Siamo dovuti arrivare alla metà del 2019, ma alla fine la luce del progresso si è accesa: la transessualità non sarà più considerata come una malattia mentale. La decisione dell’Organizzazione Mondiale della Sanità (Oms) cambia radicalmente le cose rispetto ai disturbi della salute sessuale. Nel caso di specie la percezione che il proprio sesso biologico non corrisponda alla propria identità.
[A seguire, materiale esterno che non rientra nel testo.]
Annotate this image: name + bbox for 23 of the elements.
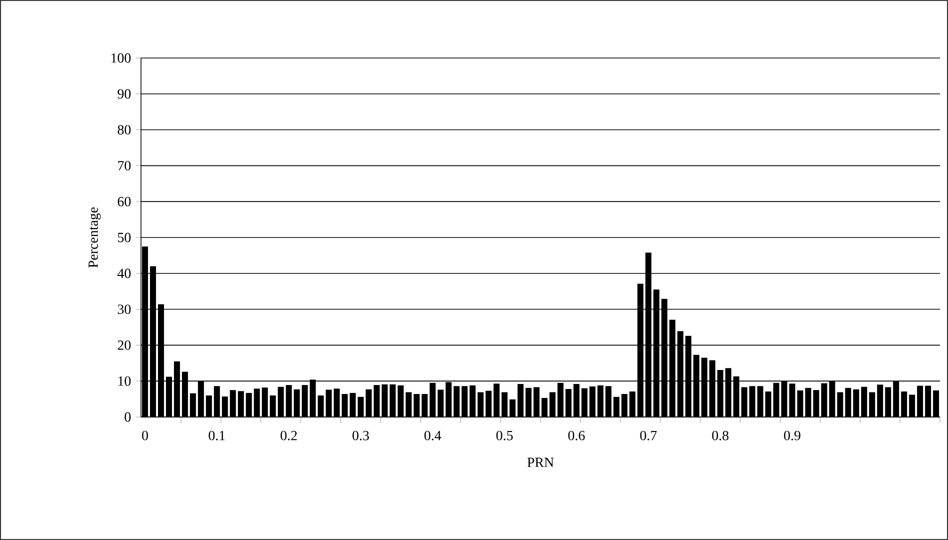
x-tick-label: 0.5 bbox=[496, 430, 513, 440]
y-tick-label: 90 bbox=[118, 89, 131, 99]
x-tick-label: 0.6 bbox=[568, 430, 585, 440]
x-tick-label: 0.1 bbox=[208, 430, 225, 440]
x-tick-label: 0.8 bbox=[712, 430, 728, 440]
y-tick-label: 0 bbox=[124, 412, 131, 422]
y-tick-label: 20 bbox=[118, 340, 131, 350]
x-tick-label: 0.4 bbox=[424, 430, 442, 440]
y-tick-label: 70 bbox=[118, 160, 131, 170]
y-tick-label: 50 bbox=[118, 232, 131, 242]
y-tick-label: 80 bbox=[118, 125, 131, 134]
x-tick-label: 0.7 bbox=[640, 430, 657, 440]
x-tick-label: 0.9 bbox=[784, 430, 800, 440]
x-tick-label: 0.2 bbox=[280, 430, 297, 440]
y-axis-title: Percentage bbox=[88, 207, 101, 268]
y-tick-label: 10 bbox=[118, 376, 131, 386]
x-tick-label: 0 bbox=[142, 430, 148, 440]
y-tick-label: 60 bbox=[118, 196, 131, 206]
y-tick-label: 100 bbox=[111, 53, 131, 63]
x-tick-label: 0.3 bbox=[352, 430, 369, 440]
y-tick-label: 30 bbox=[118, 304, 131, 314]
x-axis-title: PRN bbox=[527, 458, 554, 467]
y-tick-label: 40 bbox=[117, 268, 131, 278]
E’ uno dei cambiamenti fatti con l’aggiornamento dell’International Statistical Classification of Diseases and Related Health Problems (la cui sigla è Icd-11), il documento votato dall’Oms nella sua ultima Assemblea Generale a Ginevra.
DISCRIMINAZIONE
«E’ ora chiaro che essere transgender non è una malattia mentale”, osserva Lale Say, esperto di salute riproduttiva dell’Oms. la vecchia classificazione come malattia “può causare un enorme stigma per le persone transgender, che – ha proseguito Say – hanno importanti bisogni di salute, che possono essere soddisfatti se rientrano nella codificazione del nuovo docuemnto». Nel nuovo manuale delle diagnosi, la disforia di genere viene definita come «la marcata e persistente incongruenza tra l’identità vissuta da una persona e il sesso biologico assegnato», mentre nella precedente versione era considerato un disturbo dell’identità di genere, e inserito nel capitolo dei disturbi mentali e comportamentali.
COME NAPOLEONE
La decisione dell’Oms arriva dopo anni di discussioni e di polemiche, ma come venivano considerati i transessuali in passato? All fine del 1800 in maniera molto sbrigativa venivano definiti affetti da “metamorfosi sessuale paranoica”. Addirittura uno dei primi testi dedicati alle patologie sessuali considerava chi affermava di appartenere al sesso opposto era paragonabile a chi immaginava di essere Napoleone. È solo a partire dagli Anni ’30 e ’40 del secolo scorso che gli scienziati hanno iniziato a interessarsi al tema della transessualità. Se in Occidente, l’ambiguità sessuale è stata spesso condannata, altrove non sempre è stato così. E in alcune culture, come tra i nativi nordamericani, avevano uno status quasi sacro. La filosofia spirituale dei nativi americani non solo accettava l’esistenza di un “terzo sesso”, ma gli affidava compiti da guaritori, consiglieri, sacerdoti o sciamani.